Em média, os historiadores consideram que a região delimitada por Senegal e Camarões forneceu entre 8% e 10% dos escravos que vieram para o Brasil. No entanto, ao analisar amostras de sangue das três capitais, os geneticistas Sergio Danilo Pena, da Universidade Federal de Minas Gerais, e Maria Cátira Bortolini, da Federal do Rio Grande do Sul, encontraram uma porcentagem bem maior.

Nos 120 paulistas analisados, a equipe de Pena descobriu que 43,1% apresentavam material genético típico do oeste africano.
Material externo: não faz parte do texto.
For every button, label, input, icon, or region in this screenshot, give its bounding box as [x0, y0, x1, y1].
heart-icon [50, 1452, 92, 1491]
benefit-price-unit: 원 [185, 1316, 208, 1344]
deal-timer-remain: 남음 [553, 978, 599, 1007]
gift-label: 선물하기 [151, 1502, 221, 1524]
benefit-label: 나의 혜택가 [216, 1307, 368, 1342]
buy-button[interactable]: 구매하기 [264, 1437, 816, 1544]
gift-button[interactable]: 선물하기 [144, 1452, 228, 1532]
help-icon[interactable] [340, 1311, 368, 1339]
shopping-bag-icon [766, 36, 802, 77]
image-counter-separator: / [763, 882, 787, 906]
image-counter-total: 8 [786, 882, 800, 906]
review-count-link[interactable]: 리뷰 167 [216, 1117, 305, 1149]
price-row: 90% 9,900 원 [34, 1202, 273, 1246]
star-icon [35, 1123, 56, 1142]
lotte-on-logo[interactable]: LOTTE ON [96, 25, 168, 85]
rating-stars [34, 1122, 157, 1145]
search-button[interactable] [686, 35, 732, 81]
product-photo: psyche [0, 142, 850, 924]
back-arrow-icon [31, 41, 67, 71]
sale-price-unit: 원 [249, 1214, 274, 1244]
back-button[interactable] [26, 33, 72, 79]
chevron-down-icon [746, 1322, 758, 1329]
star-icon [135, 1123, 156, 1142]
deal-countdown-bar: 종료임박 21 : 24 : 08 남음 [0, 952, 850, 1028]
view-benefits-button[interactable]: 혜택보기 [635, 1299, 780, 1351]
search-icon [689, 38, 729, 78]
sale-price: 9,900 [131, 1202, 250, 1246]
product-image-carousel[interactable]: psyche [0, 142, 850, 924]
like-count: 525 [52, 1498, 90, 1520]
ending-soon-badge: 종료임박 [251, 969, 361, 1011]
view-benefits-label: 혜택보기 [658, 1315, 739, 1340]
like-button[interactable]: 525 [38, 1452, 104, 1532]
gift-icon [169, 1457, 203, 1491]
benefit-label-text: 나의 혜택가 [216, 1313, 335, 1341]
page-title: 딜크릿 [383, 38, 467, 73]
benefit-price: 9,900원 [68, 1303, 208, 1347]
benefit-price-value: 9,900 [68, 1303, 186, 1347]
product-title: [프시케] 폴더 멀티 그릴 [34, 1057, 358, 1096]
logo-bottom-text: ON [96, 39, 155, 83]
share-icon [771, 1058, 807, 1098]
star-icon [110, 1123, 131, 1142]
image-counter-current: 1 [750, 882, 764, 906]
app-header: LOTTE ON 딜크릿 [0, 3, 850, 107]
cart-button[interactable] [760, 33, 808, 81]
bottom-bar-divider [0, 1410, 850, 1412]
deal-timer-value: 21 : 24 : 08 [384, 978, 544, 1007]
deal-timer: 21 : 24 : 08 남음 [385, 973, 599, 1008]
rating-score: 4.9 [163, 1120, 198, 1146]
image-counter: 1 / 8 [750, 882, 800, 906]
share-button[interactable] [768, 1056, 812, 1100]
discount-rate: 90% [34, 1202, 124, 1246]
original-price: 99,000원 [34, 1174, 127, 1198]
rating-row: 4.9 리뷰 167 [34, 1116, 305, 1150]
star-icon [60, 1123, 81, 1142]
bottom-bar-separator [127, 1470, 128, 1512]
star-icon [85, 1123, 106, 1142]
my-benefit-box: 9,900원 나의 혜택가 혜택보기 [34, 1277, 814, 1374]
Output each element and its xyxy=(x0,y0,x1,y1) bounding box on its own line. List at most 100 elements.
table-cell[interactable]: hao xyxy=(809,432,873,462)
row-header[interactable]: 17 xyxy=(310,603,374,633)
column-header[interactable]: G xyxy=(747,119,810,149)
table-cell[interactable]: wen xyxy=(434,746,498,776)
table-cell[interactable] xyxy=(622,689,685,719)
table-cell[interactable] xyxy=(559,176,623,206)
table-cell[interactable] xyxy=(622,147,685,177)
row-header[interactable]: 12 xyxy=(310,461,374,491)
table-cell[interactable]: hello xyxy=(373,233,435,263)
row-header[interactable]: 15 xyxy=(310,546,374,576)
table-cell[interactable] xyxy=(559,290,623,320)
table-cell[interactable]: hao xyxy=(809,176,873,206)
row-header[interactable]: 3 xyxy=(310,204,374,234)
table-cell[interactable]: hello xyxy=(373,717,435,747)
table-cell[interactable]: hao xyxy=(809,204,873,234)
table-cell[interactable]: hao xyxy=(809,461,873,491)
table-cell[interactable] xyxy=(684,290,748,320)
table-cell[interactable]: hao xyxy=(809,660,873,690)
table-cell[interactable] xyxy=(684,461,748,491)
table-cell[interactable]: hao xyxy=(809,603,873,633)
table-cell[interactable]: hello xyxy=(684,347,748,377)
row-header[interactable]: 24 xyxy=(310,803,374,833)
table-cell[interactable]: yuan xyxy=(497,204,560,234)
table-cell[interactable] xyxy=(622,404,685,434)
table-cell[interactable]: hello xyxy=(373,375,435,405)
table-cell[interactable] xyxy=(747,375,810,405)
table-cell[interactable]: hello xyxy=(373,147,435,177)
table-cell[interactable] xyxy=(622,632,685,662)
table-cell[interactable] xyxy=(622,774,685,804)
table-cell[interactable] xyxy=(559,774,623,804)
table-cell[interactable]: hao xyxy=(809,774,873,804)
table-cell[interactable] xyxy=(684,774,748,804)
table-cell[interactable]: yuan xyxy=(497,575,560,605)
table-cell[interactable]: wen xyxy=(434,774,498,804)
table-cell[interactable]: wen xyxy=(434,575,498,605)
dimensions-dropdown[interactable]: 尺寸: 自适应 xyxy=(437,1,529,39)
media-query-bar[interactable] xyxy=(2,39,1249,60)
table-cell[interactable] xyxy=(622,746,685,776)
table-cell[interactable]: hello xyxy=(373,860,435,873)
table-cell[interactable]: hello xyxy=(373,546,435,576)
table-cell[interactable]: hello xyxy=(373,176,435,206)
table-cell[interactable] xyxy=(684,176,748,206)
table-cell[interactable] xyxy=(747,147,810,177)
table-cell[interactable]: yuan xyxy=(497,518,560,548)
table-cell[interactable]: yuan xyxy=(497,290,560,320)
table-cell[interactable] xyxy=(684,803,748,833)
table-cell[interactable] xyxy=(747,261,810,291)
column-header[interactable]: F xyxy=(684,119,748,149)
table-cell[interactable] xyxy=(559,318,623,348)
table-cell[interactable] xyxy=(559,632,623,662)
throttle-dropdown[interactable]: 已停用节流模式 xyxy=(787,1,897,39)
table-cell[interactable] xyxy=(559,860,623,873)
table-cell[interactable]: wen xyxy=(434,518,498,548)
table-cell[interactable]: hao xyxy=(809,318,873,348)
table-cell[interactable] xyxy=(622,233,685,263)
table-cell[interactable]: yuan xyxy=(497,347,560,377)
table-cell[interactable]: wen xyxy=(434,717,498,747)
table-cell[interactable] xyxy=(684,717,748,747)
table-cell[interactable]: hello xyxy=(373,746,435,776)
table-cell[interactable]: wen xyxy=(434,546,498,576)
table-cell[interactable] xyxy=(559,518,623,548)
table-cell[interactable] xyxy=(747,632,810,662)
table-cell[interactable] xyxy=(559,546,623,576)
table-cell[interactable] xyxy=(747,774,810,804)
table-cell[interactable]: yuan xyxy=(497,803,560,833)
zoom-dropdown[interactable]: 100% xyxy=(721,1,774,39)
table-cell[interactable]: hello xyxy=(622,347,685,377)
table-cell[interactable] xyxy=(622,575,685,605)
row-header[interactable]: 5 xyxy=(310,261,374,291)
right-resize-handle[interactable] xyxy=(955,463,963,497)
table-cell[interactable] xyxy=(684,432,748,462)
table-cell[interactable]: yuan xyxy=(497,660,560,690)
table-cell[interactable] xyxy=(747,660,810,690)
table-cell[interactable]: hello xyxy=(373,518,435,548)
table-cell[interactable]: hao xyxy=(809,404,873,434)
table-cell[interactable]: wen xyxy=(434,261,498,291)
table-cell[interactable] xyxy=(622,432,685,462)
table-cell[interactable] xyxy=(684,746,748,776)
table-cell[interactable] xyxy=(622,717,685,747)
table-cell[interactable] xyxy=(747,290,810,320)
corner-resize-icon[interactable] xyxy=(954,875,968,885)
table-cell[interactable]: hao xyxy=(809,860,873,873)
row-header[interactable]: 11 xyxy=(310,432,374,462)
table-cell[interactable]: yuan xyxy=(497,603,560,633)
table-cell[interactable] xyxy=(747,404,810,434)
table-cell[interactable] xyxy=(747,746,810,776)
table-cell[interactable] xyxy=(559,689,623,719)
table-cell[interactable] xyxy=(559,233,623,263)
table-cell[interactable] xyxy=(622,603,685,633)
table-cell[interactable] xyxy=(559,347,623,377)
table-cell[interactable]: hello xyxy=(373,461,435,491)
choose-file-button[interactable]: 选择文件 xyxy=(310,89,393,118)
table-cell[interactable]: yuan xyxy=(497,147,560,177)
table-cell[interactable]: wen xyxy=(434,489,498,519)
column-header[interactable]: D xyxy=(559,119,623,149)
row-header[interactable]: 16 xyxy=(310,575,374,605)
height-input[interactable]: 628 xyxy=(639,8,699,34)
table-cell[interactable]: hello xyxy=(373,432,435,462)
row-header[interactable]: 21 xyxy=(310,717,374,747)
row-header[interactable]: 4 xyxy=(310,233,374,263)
Com voluntários do Rio e de Porto Alegre, Maria Cátira encontrou respectivamente 31% e 18% de traços da costa oeste africana. Os estudos já foram submetidos a publicações científicas e estão descritos na edição deste mês da revista Pesquisa Fapesp (www.revistapesquisa.fapesp.br).

Alguma discrepância já era esperada por historiadores, uma vez que os dados oficiais são incompletos. "Em 1815, o tráfico da África ocidental foi proibido, mas os contrabandistas continuavam passando por lá. Eles informavam que iam até Angola, mas no caminho desviavam para a Nigéria, pegavam alguns escravos, mas os cadastravam como angolanos", conta o historiador Manolo Florentino, da Universidade Federal do Rio de Janeiro.

A presença mais significativa de traços genéticos da África ocidental em São Paulo se explica, segundo Pena, porque o fornecimento de escravos para o Estado saiu do Nordeste. Os portos do Recife e Salvador receberam mais negros daquela parte da África, enquanto o do Rio foi mais abastecido com povos do centro-oeste.

Dois fatores explicam a migração interna para o Sudeste, de acordo com Florentino. Por questões culturais, os povos iorubás (da Nigéria) tinham um comportamento mais proativo na tentativa de conseguirem a alforria. Se conseguissem juntar dinheiro equivalente ao valor pago por eles, conquistavam a liberdade.

Em um segundo momento, quando a cultura de cana-de-açúcar entrou em decadência, os escravos foram vendidos para São Paulo e Rio para trabalhar nas fazendas de café.